Иным оказалось "молодое" поколение. "От пожилых людей обыкновенно рассыпаются ему упреки в холодности, черствости, бесстрастии. Говорят, что нынешние люди измельчали, стали неспособны к высоким стремлениям, к благородным увлечениям страсти. Все это, может быть, чрезвычайно справедливо в отношении ко многим, даже к большинству нынешних молодых людей… но за ними, и отчасти среди них, виднеется уже другой общественный тип, тип людей реальных, с крепкими нервами и здоровым воображением. Благодаря трудам прошедшего поколения принцип достался этим людям уже не с таким трудом, как их предшественникам, и потому они не столь исключительно привязали себя к нему, имея возможность и силы поверять его и соразмерять с жизнью… На первом плане всегда стоит у них человек и его прямое, существенное благо; эта точка зрения отражается во всех их поступках и суждениях. Сознание своего кровного, живого родства с человечеством, полное разумение солидарности всех человеческих отношений между собою – вот те внутренние возбудители, которые занимают у них место принципа. Их последняя цель – не совершенная, рабская верность отвлеченным высшим идеям, а принесение возможно большей пользы человечеству; в их суждениях люди возвышаются не по тому, сколько было в них сокрыто великих сил и талантов, а по тому, сколько они желали и умели сделать пользы человечеству; не те события обращают на себя особое их внимание, которые имеют характер грандиозный или патетический, а те, которые сколько-нибудь подвинули благосостояние масс человечества… Вообще, молодое действующее поколение нашего времени не умеет блестеть и шуметь. В его голосе, кажется, нет кричащих нот, хотя и есть звуки очень сильные и твердые. Даже в гневе оно не кричит; тем менее возможен для него порывистый крик радости или умиления. За это его упрекают обыкновенно в бесстрастии и бесчувственности, и упрекают несправедливо".

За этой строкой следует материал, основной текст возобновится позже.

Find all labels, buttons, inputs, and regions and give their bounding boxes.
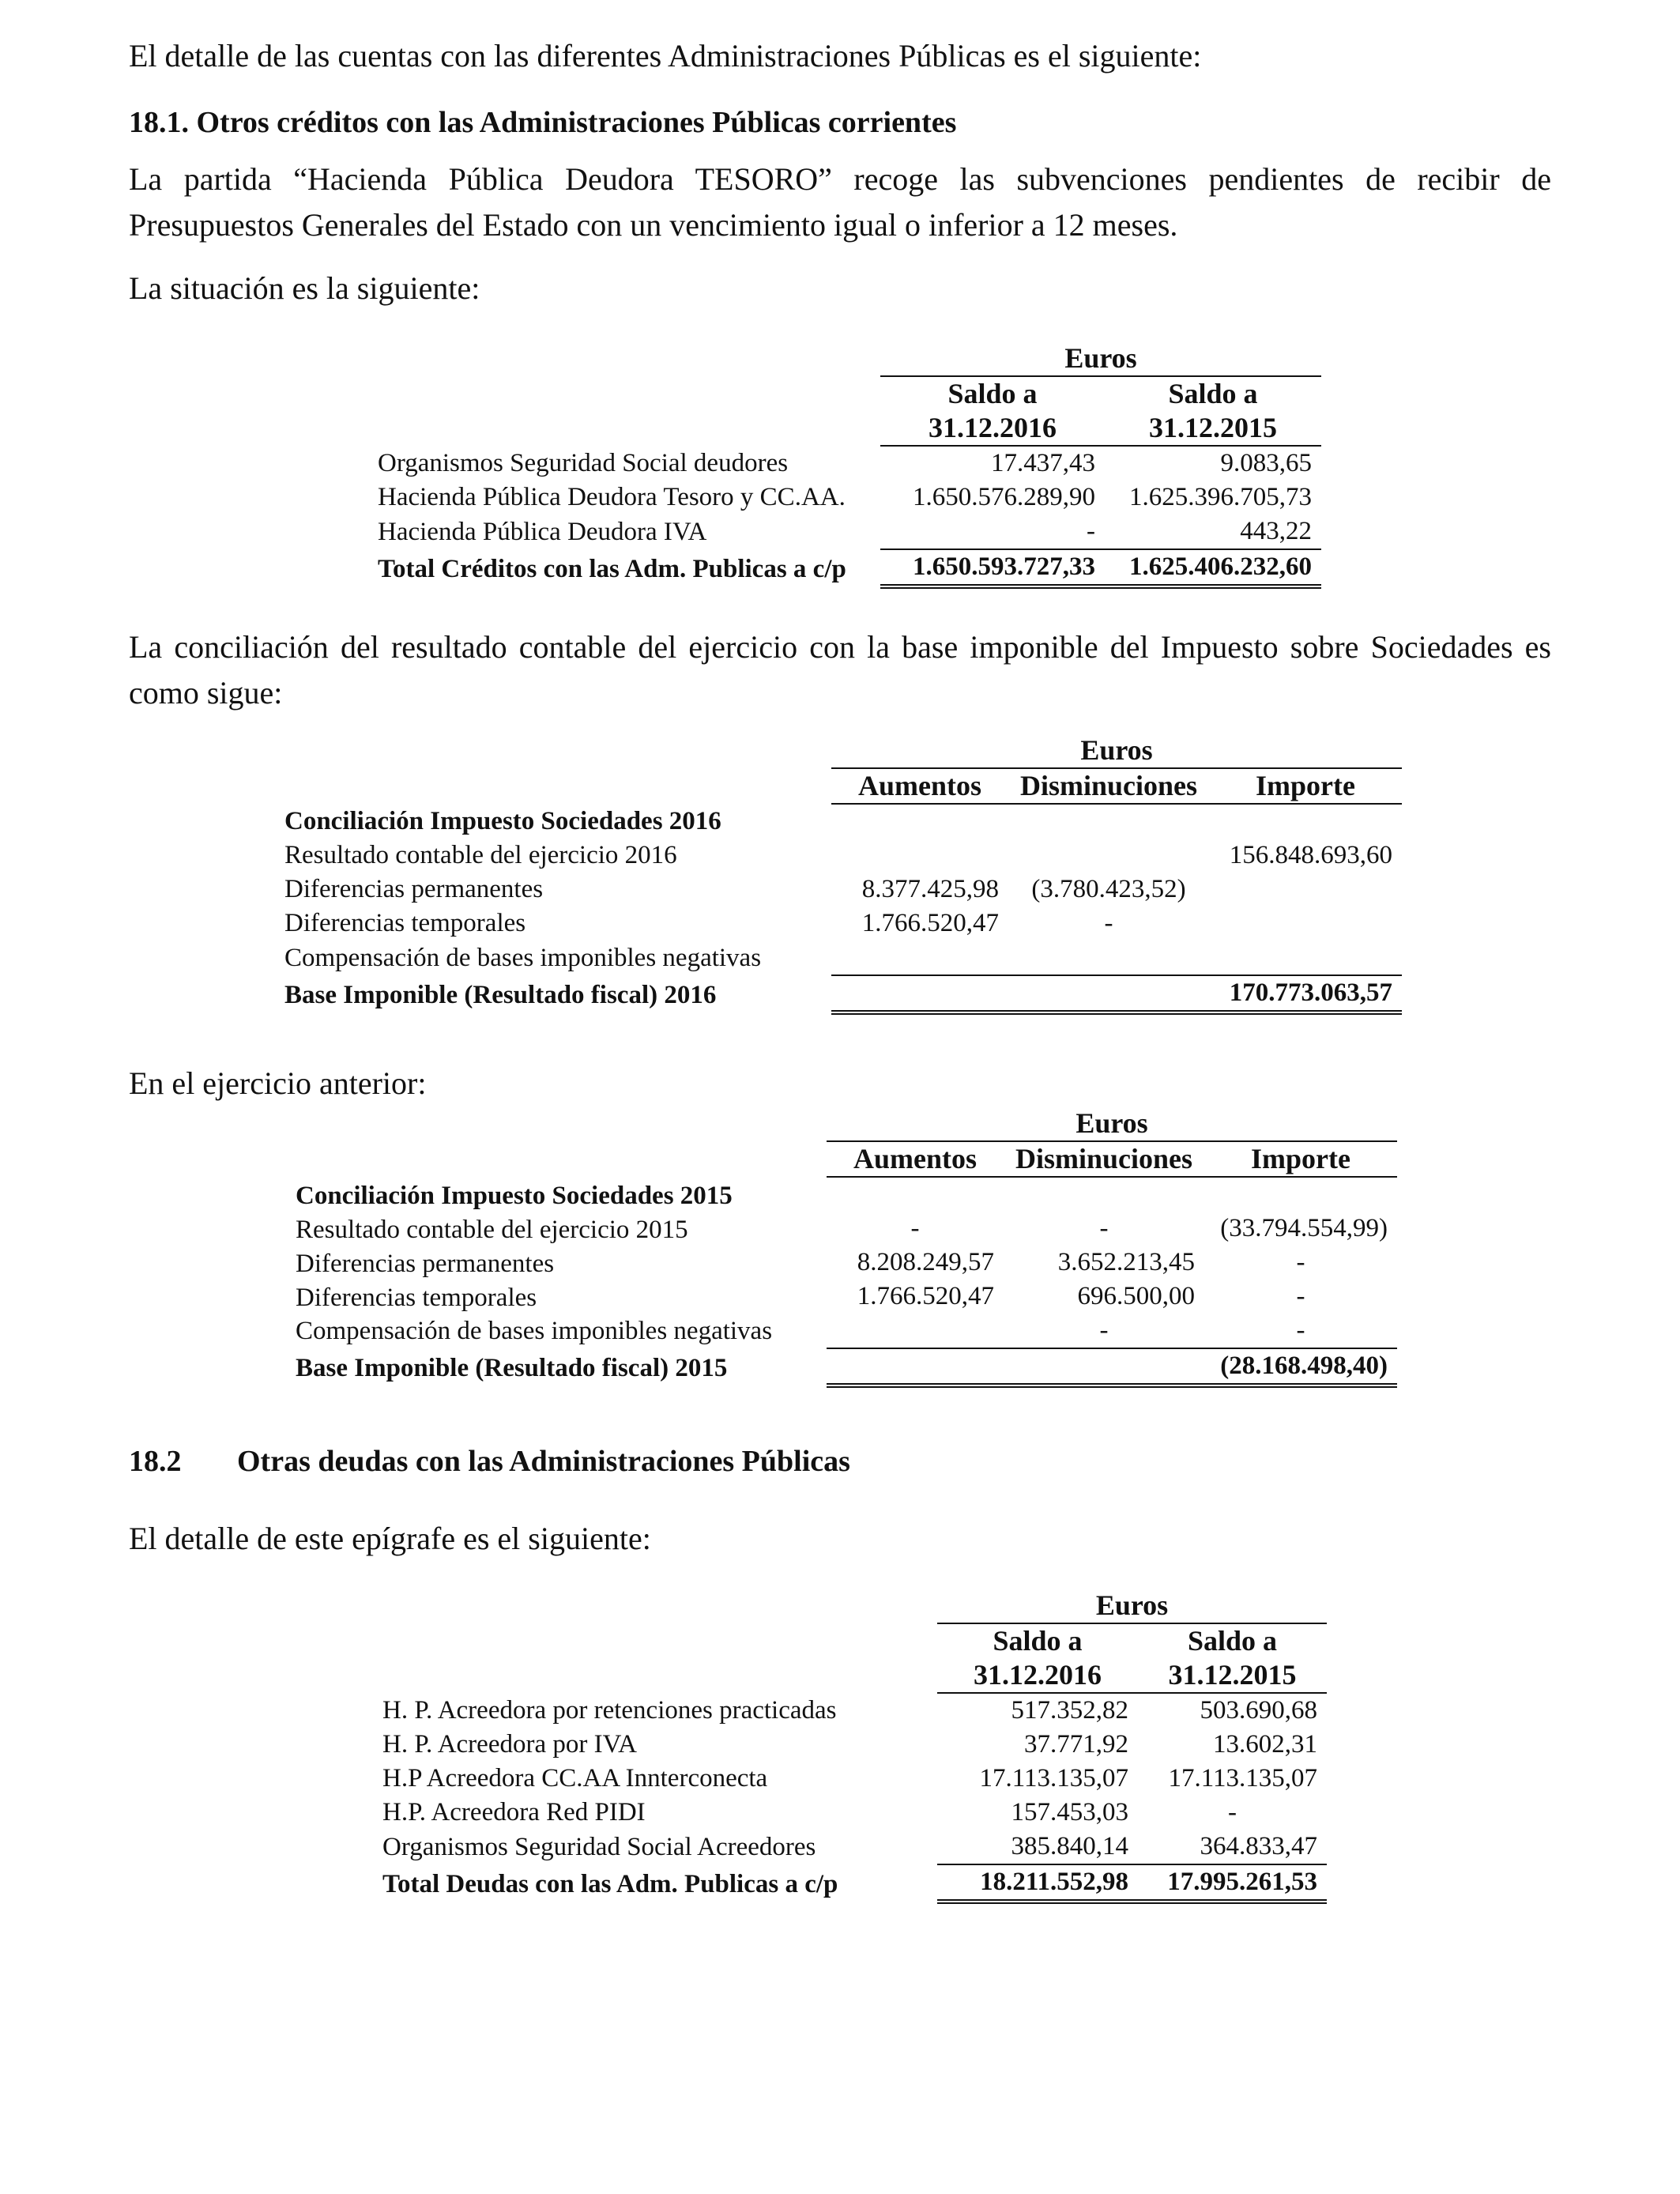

В статье Добролюбова, напечатанной под мало обещающим заголовком "Литературные мелочи прошлого года", был поставлен со всей определенностью вопрос о расхождении двух поколений (в действительности – двух общественных лагерей), вопрос об "отцах" и "детях". Приведенные Добролюбовым сравнительные характеристики обоих "поколений", как будет видно из дальнейшего, во многом совпадают с характеристиками, данными Тургеневым в романе "Отцы и дети", - поэтому и необходимо было на них подробно остановиться, процитировав большие выдержки. Однако современники были поражены не столько статьей о "Литературных мелочах" (противопоставление двух "поколений" намечалось в журналистике и до нее), сколько усвоенным Добролюбовым с начала 1859 года тоном насмешки над либеральной общественностью и над либеральным "обличительством".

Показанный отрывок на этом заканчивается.